Views of the Ammonite Preserved within the Amber

Ammonite shell preserved in amber.

The juvenile ammonite has been identified as being from the Puzosia genus, it helps to date the amber nodule.  Scale bars equal 2 mm.

Picture Credit: PNAS

Marine Snail Shells (Gastropods)

The amber also contains the remains of marine snails.  Two of the gastropods have been identified as the genus Mathilda.  This type of marine snail is known from the western Tethys Ocean, but this is the first time that this marine snail genus has been recorded from the eastern Tethys.  The incomplete preservation and lack of soft body of the ammonite and marine gastropods suggest that they were dead and underwent abrasion on the seashore before entombment within the tree resin.

Views of the Marine Snail Shells (Gastropods)

Marine gastropods preserved in an amber nodule.

Four marine snails (gastropods) preserved in the amber of which two definitely represent the genus Mathilda.  Scale bars equal 1 mm.

Picture Credit: PNAS

Isopods

At least four isopods are also present.  Isopods are crustaceans and these creatures are known from terrestrial, brackish, freshwater as well as marine environments.  Unfortunately, the researchers were not able to identify the remains to the extent whereby it could be determined whether the preserved individuals came from the land or were aquatic.
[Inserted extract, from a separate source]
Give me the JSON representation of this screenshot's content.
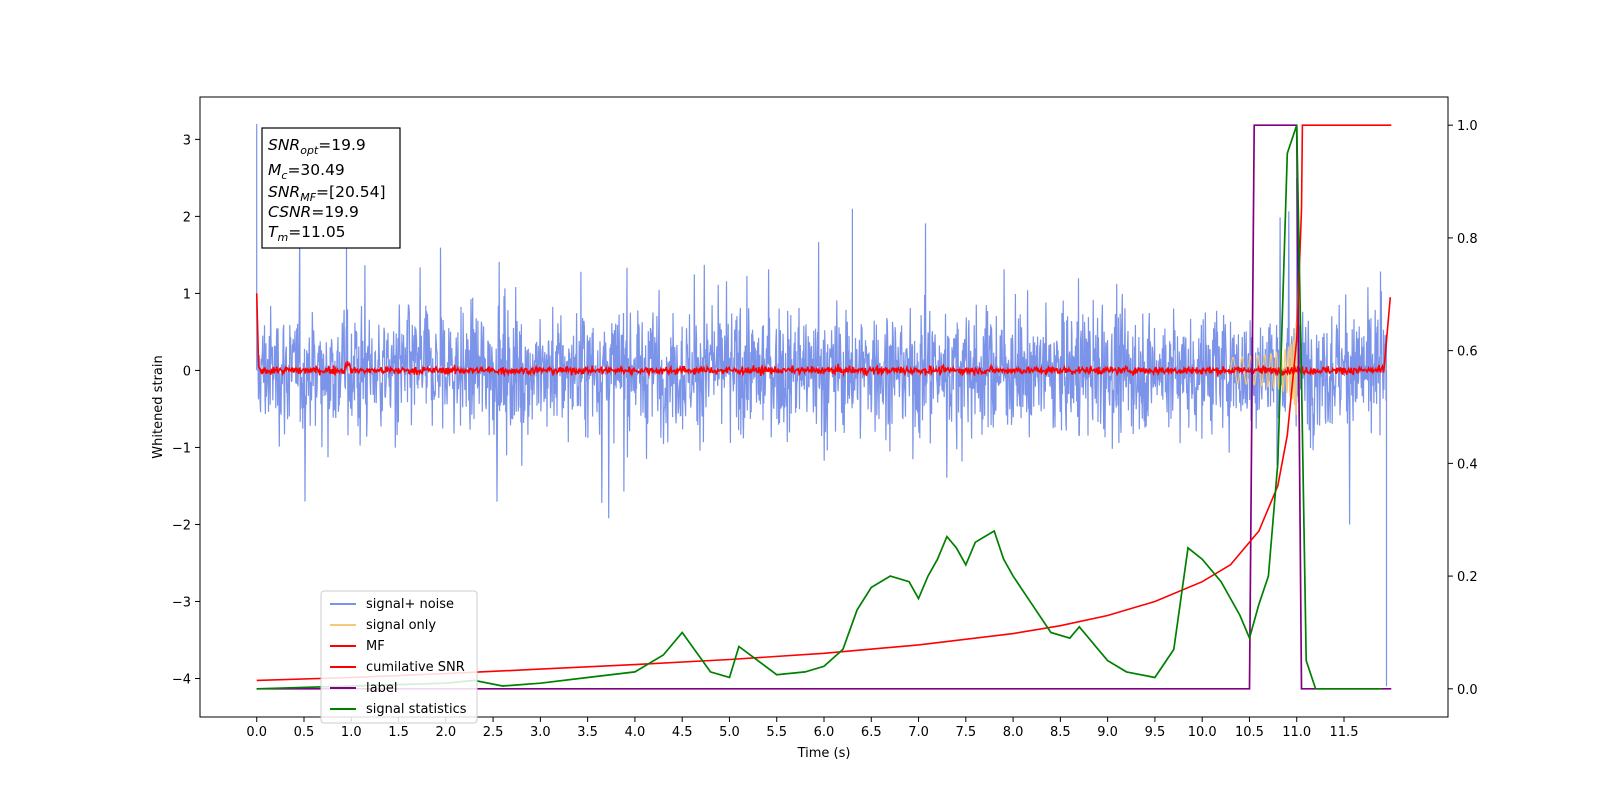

Isopods Preserved within Amber

Isopods preserved in amber from Myanmar.

Four isopods and possibly three other specimens preserved in the amber that could be isopods but they are too badly damaged to be certain.  It is also not certain whether the isopods represent terrestrial, intertidal or marine forms.  Scale bars, 1 mm in A and C.  Scale bar, 0.5 mm in B and D.

Picture Credit: PNAS

How Did the Marine Assemblage End Up in the Tree Resin?

The scientists conclude that the tree resin fell onto the beach from coastal trees, for example araucarian conifers could have been growing close to the shore and the resin originated from one of these trees.  As it slid down the tree trunk it picked up terrestrial creatures and under gravity is moved across the sand picking up the shells on the beach.  It is remarkable that the tree resin survived the high-energy shore environment before being preserved as amber.  The authors, which include scientists from the Chinese Academy of Sciences suggest that resin ending up on the beach due to the proximity of the conifers could have been a relatively common event.  However, since this is the first time that an ammonite shell has been discovered entombed, the odds of fossilisation occurring and the material surviving long enough to turn into amber marks an exceptionally rare occurrence.

The dating of amber can be extremely difficult as these pieces can be reworked and redeposited.  The finding of an ammonite within a nodule, provides biostratigraphical dating support attesting to the 99-100 million-year-old estimate for these types of ancient tree resin from northern Myanmar.

The scientific paper: “An ammonite trapped in Burmese amber” by Tingting Yu, Richard Kelly, Lin Mu, Andrew Ross, Jim Kennedy, Pierre Broly, Fangyuan Xia, Haichun Zhang, Bo Wang, and David Dilcher published in the “Proceedings of the National Academy of Sciences of the United States of America.